Esto no traerá paz a Israel; todo lo contrario




Robert Fisk


Palestinos que enfrentaban a soldados israelíes auxilian a un compañero herido durante las protestas en Ramalá, ayer, por la decisión del presidente de Estados Unidos, Donald Trump, de reconocer Jerusalén como capital de IsraelFoto Afp


Me llamaron de una radioirlandesa de Dublín para conocer mi postura ante la decisión del presidente Donald Trump de reconocer a Jerusalén como capital de Israel. ¿Qué pienso que ocurre dentro de la mente del presidente de Estados Unidos?, me preguntaron. No tengo la llave del asilo de lunáticos, respondí de inmediato. Lo que alguna vez pudo haber sido una absurda y exagerada declaración fue aceptada simplemente como una reacción normal a lo dicho por el líder de la principal potencia mundial. Al volver a escuchar el discurso que Trump dio en la Casa Blanca me di cuenta de que pude haberme expresado incluso con mayor libertad. Lo dicho en el documento es loco, descabellado, vergonzoso.

Adiós, Palestina. Adiós a la solución de dos estados. Adiós a los palestinos. Porque esta nueva capital israelí no es para ellos. Trump ni siquiera usó la palabra Palestina. Habló de Israel y los palestinos: en otras palabras, de un Estado y aquellos que no merecen –y no deben aspirar más– a un Estado.

No me sorprende haber recibido anoche la llamada desde Beirut de una mujer palestina que acababa de escuchar a Trump destruir el proceso de paz.

“¿Recuerdas El reino del paraíso?”, me preguntó en referencia a la gran película de Ridley Scott sobre la caída de Jerusalén en 1187. Bueno, pues ahora es el reino del infierno.

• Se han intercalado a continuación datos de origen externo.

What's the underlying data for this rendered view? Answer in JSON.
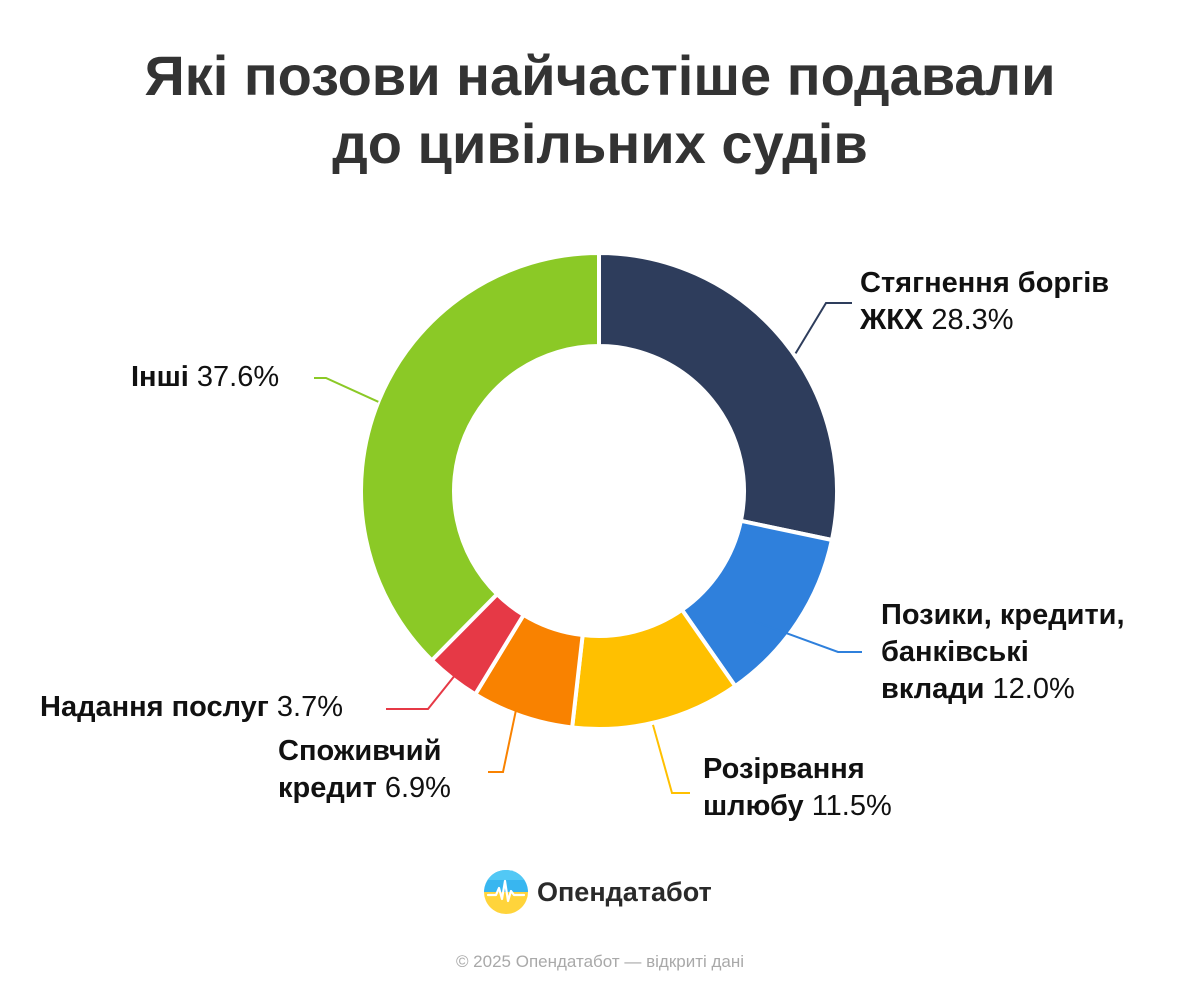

No es el reino del infierno. Los palestinos han vivido en una especie de infierno durante 100 años, desde que en la Declaración de Balfour, Gran Bretaña manifestó su apoyo a la patria judía en Palestina con una sola frase –misma que le da tanto orgullo a nuestra amada Theresa May– y que se volvió el libro de texto de los refugiados y de los futuros árabes palestinos desposeídos de sus tierras. Como siempre la respuesta árabe fue repugnante, al advertir de los peligros de la decisión de Trump, que fue injustificada e irresponsable, como dijo de manera insustancial el rey Salman, de Arabia Saudita, el así llamado protector de uno de los dos lugares más sagrados del islam (el tercero está en Jerusalén, pero no llegó a señalar este hecho). Podemos estar seguros de que en los próximos días instituciones árabes y musulmanas formarán un comité de emergencia para enfrentar el peligro. Y como bien sabemos, sus medidas no tendrán valor alguno.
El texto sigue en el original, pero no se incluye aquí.